This imputation technique is similar to the missing category imputation where missing data is marked by a new label such as “Missing”. The main difference is for numerical data you need to select a value not among the numbers in your data column. Pick something not likely to be a value in your column or within the range of your column. For example, we would not use anything greater than or equal to zero at least to represent a missing value in the Salary column. When I have to do this I prefer to use a value such as -1 since Salary will never be negative.
This is a simple technique to implement outside of picking a proper arbitrary value to use. Using this form of imputation for numerical values can however alter the distribution of the data in that column. It can also cause an issue also if the arbitrary value you select is too similar to the mean, median, or mode, thus altering these values. One other drawback is the disruption of covariance with other data columns. Lastly, applying this technique when there is a large percentage of missing data increases the disruption of the consequences above.
Note: If you read the MCAR article you can feel free to skip this part since it is a repeat of the same technique.
This technique is more of an extension of the imputation techniques above. It can be applied to any data type. For each column with missing data, you create a column indicating if the entry in that column is missing or not.

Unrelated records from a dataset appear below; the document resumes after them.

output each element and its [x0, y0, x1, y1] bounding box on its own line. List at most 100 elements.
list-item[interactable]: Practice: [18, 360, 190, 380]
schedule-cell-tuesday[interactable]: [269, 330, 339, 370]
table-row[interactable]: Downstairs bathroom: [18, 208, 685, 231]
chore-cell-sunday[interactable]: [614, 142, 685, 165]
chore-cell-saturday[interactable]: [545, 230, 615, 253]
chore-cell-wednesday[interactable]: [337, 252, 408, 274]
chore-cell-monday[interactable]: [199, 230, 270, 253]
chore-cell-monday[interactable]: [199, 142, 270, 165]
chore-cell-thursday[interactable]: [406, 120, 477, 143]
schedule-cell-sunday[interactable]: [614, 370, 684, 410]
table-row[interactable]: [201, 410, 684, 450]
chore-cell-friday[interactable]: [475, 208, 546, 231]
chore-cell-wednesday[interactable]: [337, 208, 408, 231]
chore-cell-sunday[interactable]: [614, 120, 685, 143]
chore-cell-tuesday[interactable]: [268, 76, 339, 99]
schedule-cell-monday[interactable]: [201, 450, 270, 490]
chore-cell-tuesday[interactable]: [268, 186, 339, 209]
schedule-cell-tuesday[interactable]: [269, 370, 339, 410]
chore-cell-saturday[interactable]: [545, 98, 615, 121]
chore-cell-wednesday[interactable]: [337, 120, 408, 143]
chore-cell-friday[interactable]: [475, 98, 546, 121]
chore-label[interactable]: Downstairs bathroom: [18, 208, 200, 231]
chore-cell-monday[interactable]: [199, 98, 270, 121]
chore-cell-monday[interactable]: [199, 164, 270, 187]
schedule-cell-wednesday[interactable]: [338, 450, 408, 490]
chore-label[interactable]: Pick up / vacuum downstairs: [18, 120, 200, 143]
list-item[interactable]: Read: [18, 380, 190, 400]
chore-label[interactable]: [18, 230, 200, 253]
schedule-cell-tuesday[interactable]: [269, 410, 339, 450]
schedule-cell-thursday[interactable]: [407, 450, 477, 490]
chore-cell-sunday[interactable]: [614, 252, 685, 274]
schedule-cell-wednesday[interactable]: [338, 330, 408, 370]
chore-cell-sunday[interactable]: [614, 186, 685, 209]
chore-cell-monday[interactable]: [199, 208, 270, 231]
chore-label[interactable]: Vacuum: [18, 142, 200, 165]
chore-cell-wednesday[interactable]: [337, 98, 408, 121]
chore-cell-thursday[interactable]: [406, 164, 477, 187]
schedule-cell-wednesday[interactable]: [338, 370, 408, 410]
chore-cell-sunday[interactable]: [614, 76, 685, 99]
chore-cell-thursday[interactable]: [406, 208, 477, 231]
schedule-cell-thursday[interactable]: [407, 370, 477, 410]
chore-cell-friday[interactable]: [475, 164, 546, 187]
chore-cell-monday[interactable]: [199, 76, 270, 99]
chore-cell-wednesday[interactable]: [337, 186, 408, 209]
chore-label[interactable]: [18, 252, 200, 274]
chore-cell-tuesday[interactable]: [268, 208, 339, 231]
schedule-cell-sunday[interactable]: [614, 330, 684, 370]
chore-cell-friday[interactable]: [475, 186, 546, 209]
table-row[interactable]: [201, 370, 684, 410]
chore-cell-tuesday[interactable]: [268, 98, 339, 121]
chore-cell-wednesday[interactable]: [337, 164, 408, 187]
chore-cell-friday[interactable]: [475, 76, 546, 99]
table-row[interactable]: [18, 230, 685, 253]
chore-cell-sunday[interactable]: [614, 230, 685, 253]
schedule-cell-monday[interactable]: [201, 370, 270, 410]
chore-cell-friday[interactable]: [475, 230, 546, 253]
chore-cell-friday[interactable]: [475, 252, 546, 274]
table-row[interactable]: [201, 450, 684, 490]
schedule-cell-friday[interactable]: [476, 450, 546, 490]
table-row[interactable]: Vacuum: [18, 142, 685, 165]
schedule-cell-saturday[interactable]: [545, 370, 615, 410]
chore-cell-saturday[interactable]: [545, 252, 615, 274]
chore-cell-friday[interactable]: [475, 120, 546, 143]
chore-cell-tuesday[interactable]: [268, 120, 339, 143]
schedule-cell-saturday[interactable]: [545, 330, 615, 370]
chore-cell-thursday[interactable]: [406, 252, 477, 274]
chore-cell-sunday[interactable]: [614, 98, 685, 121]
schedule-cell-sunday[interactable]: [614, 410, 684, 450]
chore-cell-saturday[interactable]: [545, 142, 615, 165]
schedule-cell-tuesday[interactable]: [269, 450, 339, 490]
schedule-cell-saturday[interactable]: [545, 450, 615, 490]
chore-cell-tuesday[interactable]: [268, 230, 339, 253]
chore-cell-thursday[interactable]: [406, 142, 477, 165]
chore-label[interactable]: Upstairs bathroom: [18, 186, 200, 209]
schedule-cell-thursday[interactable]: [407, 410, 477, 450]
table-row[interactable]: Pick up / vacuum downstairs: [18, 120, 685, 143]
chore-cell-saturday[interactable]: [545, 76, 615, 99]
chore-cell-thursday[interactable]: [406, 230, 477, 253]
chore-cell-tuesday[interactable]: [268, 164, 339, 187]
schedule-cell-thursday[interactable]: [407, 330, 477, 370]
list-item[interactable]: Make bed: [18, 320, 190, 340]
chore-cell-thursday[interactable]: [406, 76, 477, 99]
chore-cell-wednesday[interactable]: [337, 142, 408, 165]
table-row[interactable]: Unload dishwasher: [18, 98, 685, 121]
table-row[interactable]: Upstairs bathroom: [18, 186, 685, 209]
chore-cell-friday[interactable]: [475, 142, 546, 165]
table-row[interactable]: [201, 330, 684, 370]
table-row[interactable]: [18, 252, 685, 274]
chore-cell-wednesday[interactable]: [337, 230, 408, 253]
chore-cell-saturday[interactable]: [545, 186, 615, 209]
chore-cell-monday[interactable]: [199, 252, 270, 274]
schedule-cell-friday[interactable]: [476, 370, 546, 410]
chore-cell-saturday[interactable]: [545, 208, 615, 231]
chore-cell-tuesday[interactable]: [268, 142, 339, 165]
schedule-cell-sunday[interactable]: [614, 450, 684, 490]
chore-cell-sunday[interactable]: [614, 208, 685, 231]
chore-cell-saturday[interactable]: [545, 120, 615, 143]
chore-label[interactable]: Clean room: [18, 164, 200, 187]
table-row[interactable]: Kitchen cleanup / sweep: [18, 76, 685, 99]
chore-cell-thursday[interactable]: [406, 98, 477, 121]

This can be a dichotomous column where 0 = “not missing” and 1 = “missing”. You would do this before applying your imputation technique. In our sample, we would create the columns Salary_Missing and Occuptation_Missing to show where the data is missing in those respective columns
This technique can be easy to perform and help you keep track of what data was originally missing once you fill in those null values with an imputation technique. One trade-off of this technique is the expansion of your data set. You are adding a new data column for every column of missing data. This can add up quickly and create a wider data set to train your machine learning model than you intended, thus increasing the training time.